The MCU is bringing Lumbly back to Earth. Talk to Vanity Fair, Lumbly unboxed Isaiah’s words to Sam about self-respecting black men. “To me, Isaiah speaks to himself,” Lumbly said. “It’s almost self-deprecating.” Isaiah envies Sam, as someone who can make a meaningful change. “He looks at the Falcon and sees both the potential and the achievement of excellence… and the possibility of all the disappointments that would come if you went too far and failed.”
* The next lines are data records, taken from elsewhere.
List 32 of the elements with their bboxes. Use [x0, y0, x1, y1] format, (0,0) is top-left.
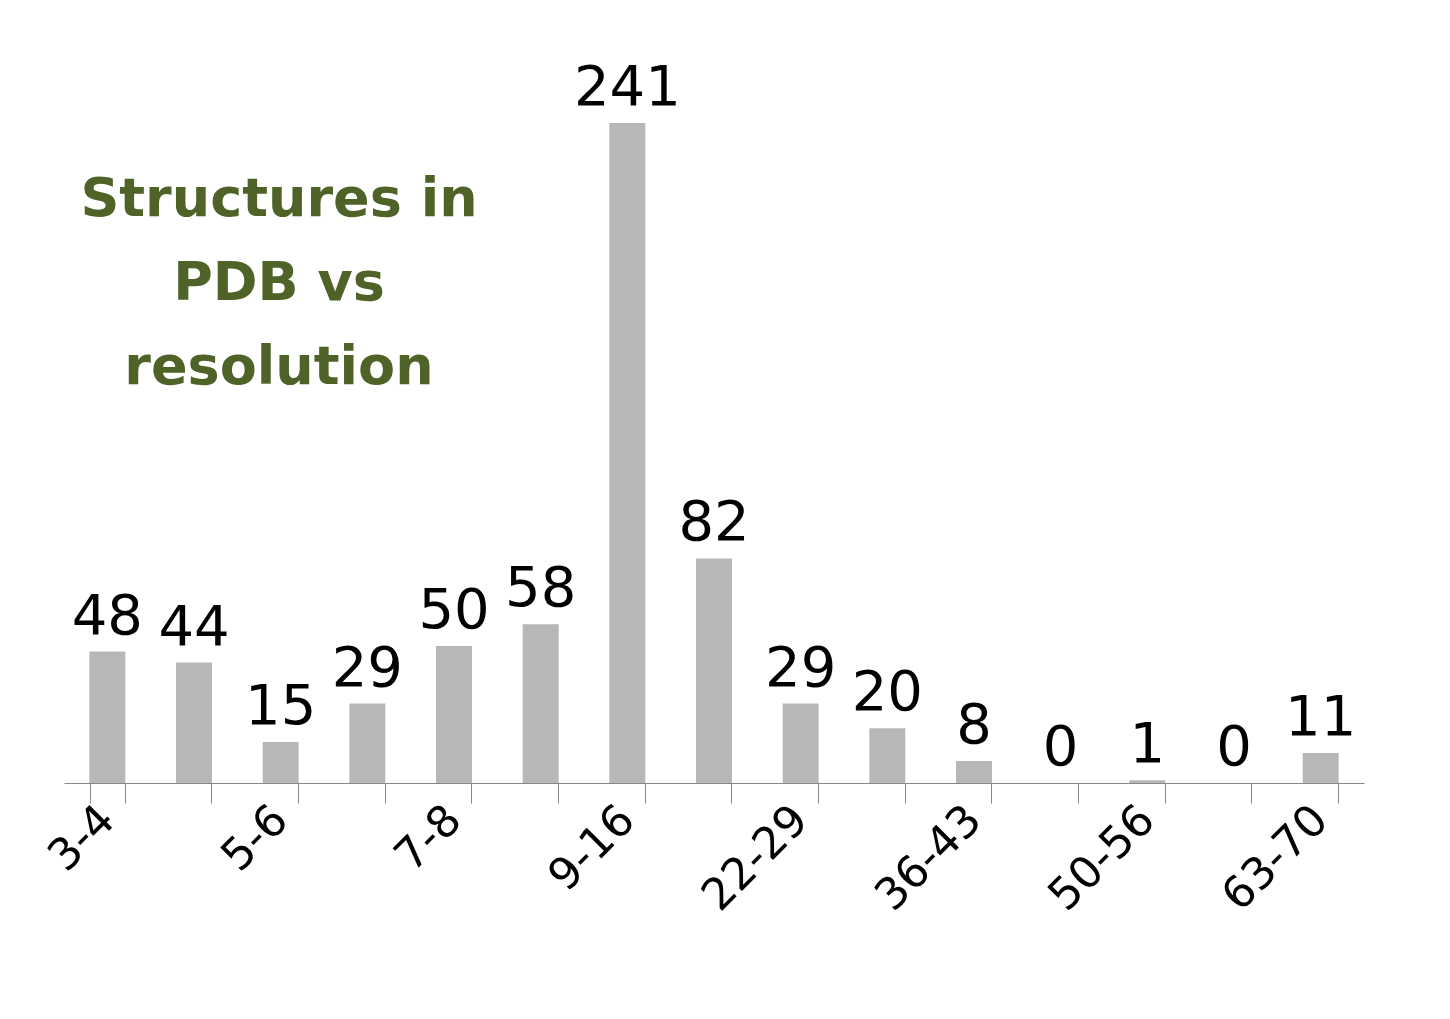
- bar: [436, 646, 472, 783]
- bar: [782, 703, 819, 783]
- bar: [522, 624, 559, 783]
- bar: [349, 703, 386, 783]
- data-label: 58: [505, 554, 577, 620]
- data-label: 29: [765, 633, 837, 699]
- bar: [176, 662, 212, 783]
- bar: [89, 651, 126, 783]
- bar: [1302, 752, 1339, 783]
- data-label: 82: [678, 488, 750, 554]
- data-label: 1: [1129, 710, 1166, 776]
- data-label: 241: [573, 53, 681, 118]
- x-tick-label: 7-8: [383, 793, 471, 881]
- data-label: 20: [851, 658, 923, 724]
- data-label: 15: [245, 671, 317, 737]
- data-label: 0: [1216, 713, 1252, 778]
- bar: [262, 741, 299, 783]
- data-label: 44: [158, 592, 230, 658]
- bar: [1129, 780, 1166, 783]
- x-tick-label: 5-6: [210, 793, 298, 881]
- bar: [869, 728, 906, 783]
- data-label: 50: [418, 576, 490, 642]
- data-label: 11: [1285, 682, 1357, 748]
- x-tick-label: 3-4: [37, 793, 125, 881]
- data-label: 48: [71, 581, 143, 647]
- bar: [956, 761, 992, 783]
- bar: [609, 123, 646, 783]
- bar: [696, 558, 732, 783]
- data-label: 0: [1042, 713, 1079, 778]
- data-label: 29: [331, 633, 403, 699]
- text: Structures in PDB vs resolution: [80, 166, 478, 397]
- data-label: 8: [956, 691, 992, 757]
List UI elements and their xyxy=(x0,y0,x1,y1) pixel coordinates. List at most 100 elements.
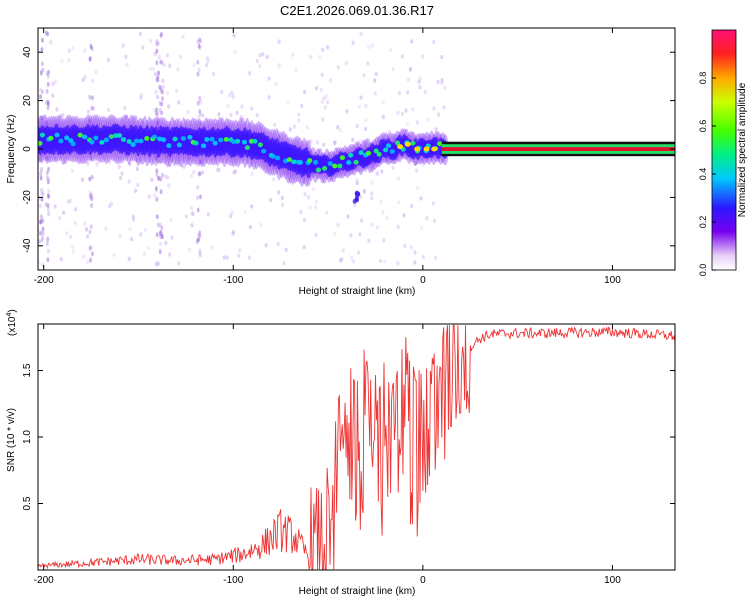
streak-dot xyxy=(40,61,44,67)
noise-dot xyxy=(228,93,232,98)
streak-dot xyxy=(199,112,202,117)
streak-dot xyxy=(47,69,50,75)
noise-dot xyxy=(380,169,384,174)
noise-dot xyxy=(142,251,146,256)
noise-dot xyxy=(420,54,425,59)
streak-dot xyxy=(89,258,92,263)
noise-dot xyxy=(381,210,385,215)
snr-panel: -200 -100 0 100 0.5 1.0 1.5 Height of straight… xyxy=(6,309,676,597)
ridge-core xyxy=(108,134,114,140)
streak-dot xyxy=(41,89,44,95)
streak-dot xyxy=(198,233,202,239)
noise-dot xyxy=(415,120,420,125)
noise-dot xyxy=(187,247,192,252)
noise-dot xyxy=(351,40,355,45)
noise-dot xyxy=(59,257,63,262)
noise-dot xyxy=(303,90,307,95)
noise-dot xyxy=(197,114,201,120)
streak-dot xyxy=(89,245,93,250)
noise-dot xyxy=(406,90,410,95)
noise-dot xyxy=(408,66,412,72)
noise-dot xyxy=(187,156,191,161)
noise-dot xyxy=(318,54,322,60)
streak-dot xyxy=(160,234,164,239)
noise-dot xyxy=(147,121,151,126)
noise-dot xyxy=(191,211,195,217)
noise-dot xyxy=(161,78,165,84)
noise-dot xyxy=(326,45,330,50)
noise-dot xyxy=(303,192,307,197)
streak-dot xyxy=(160,31,164,37)
streak-dot xyxy=(159,159,163,164)
noise-dot xyxy=(189,173,194,178)
noise-dot xyxy=(134,188,138,193)
ridge-core xyxy=(315,167,322,173)
streak-dot xyxy=(88,118,92,124)
ridge-hot xyxy=(414,146,421,152)
svg-text:(x104): (x104) xyxy=(6,309,18,336)
ridge-core xyxy=(307,158,313,163)
ridge-core xyxy=(38,141,43,146)
streak-dot xyxy=(88,56,92,61)
noise-dot xyxy=(362,73,366,78)
noise-dot xyxy=(264,243,268,248)
noise-dot xyxy=(143,227,147,233)
noise-dot xyxy=(443,85,447,91)
noise-dot xyxy=(61,112,65,118)
streak-dot xyxy=(91,95,94,101)
ridge-core xyxy=(160,137,167,143)
streak-dot xyxy=(156,158,160,164)
noise-dot xyxy=(136,182,140,188)
noise-dot xyxy=(190,223,194,228)
noise-dot xyxy=(308,205,312,210)
streak-dot xyxy=(89,44,93,50)
ridge-core xyxy=(157,136,163,142)
noise-dot xyxy=(155,38,159,44)
streak-dot xyxy=(46,31,50,37)
noise-dot xyxy=(415,168,419,173)
streak-dot xyxy=(47,177,50,182)
noise-dot xyxy=(167,103,171,109)
noise-dot xyxy=(95,162,99,167)
noise-dot xyxy=(391,66,395,72)
noise-dot xyxy=(379,199,383,204)
noise-dot xyxy=(284,247,288,252)
streak-dot xyxy=(198,95,202,101)
noise-dot xyxy=(120,171,124,176)
noise-dot xyxy=(373,78,377,83)
streak-dot xyxy=(45,175,49,181)
noise-dot xyxy=(150,177,154,182)
streak-dot xyxy=(197,162,201,168)
noise-dot xyxy=(55,107,59,112)
noise-dot xyxy=(230,210,234,216)
noise-dot xyxy=(336,223,340,228)
noise-dot xyxy=(248,71,252,76)
noise-dot xyxy=(235,110,239,116)
ridge-core xyxy=(339,155,345,161)
noise-dot xyxy=(349,233,353,238)
snr-ytick-label: 0.5 xyxy=(22,496,33,510)
noise-dot xyxy=(182,164,186,169)
noise-dot xyxy=(46,179,51,184)
noise-dot xyxy=(181,34,185,39)
noise-dot xyxy=(314,232,318,238)
streak-dot xyxy=(155,232,159,238)
noise-dot xyxy=(292,124,297,129)
noise-dot xyxy=(201,113,205,118)
ridge-core xyxy=(297,160,303,165)
spectrogram-ytick-label: 20 xyxy=(22,95,33,107)
noise-dot xyxy=(38,239,42,244)
snr-xtick-label: -100 xyxy=(223,575,243,586)
noise-dot xyxy=(206,212,210,217)
noise-dot xyxy=(131,214,135,219)
side-blob xyxy=(356,191,361,197)
ridge-core xyxy=(89,139,95,145)
noise-dot xyxy=(434,255,438,260)
noise-dot xyxy=(232,33,236,38)
noise-dot xyxy=(397,90,401,96)
ridge-core xyxy=(231,139,237,145)
streak-dot xyxy=(158,107,162,113)
streak-dot xyxy=(46,236,50,242)
streak-dot xyxy=(40,214,43,220)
Isaiah’s story has power. It’s just the MCU’s toothlessness that keeps it from being powerful. Falcon / Winter Soldier proves the franchise can and will pull punches, as evidenced by Sam’s fuzzy demagoguery as the new Captain America demonstrates. For this reason, a targeted prequel, perhaps a direct adaptation of Truth: red, white and black, can give the MCU the courage to be genuinely interesting rather than trusting its intentions.

Late and still not enough, Isaiah Bradley gets the honor of a hero as No.4 in the Reverse Scene thieves from 2021.Marvel studios

Equally baffling is the show’s closing image with Isaiah, his now bronze likeness. It only moves because of Lumbly. What is important to Isaiah? Repairs? Acknowledgement? This is just another question, taken from Jeff Chang’s 2016 book We are well, which offers an insight: “People of color are allowed, if not compelled to perform, and, especially nowadays on issues of race, to edify as well. But do we have the right to lead? “

Isaiah wants to believe the answer is yes. He’s too exhausted to find out.

The Falcon and the Winter Soldier is now streaming on Disney +.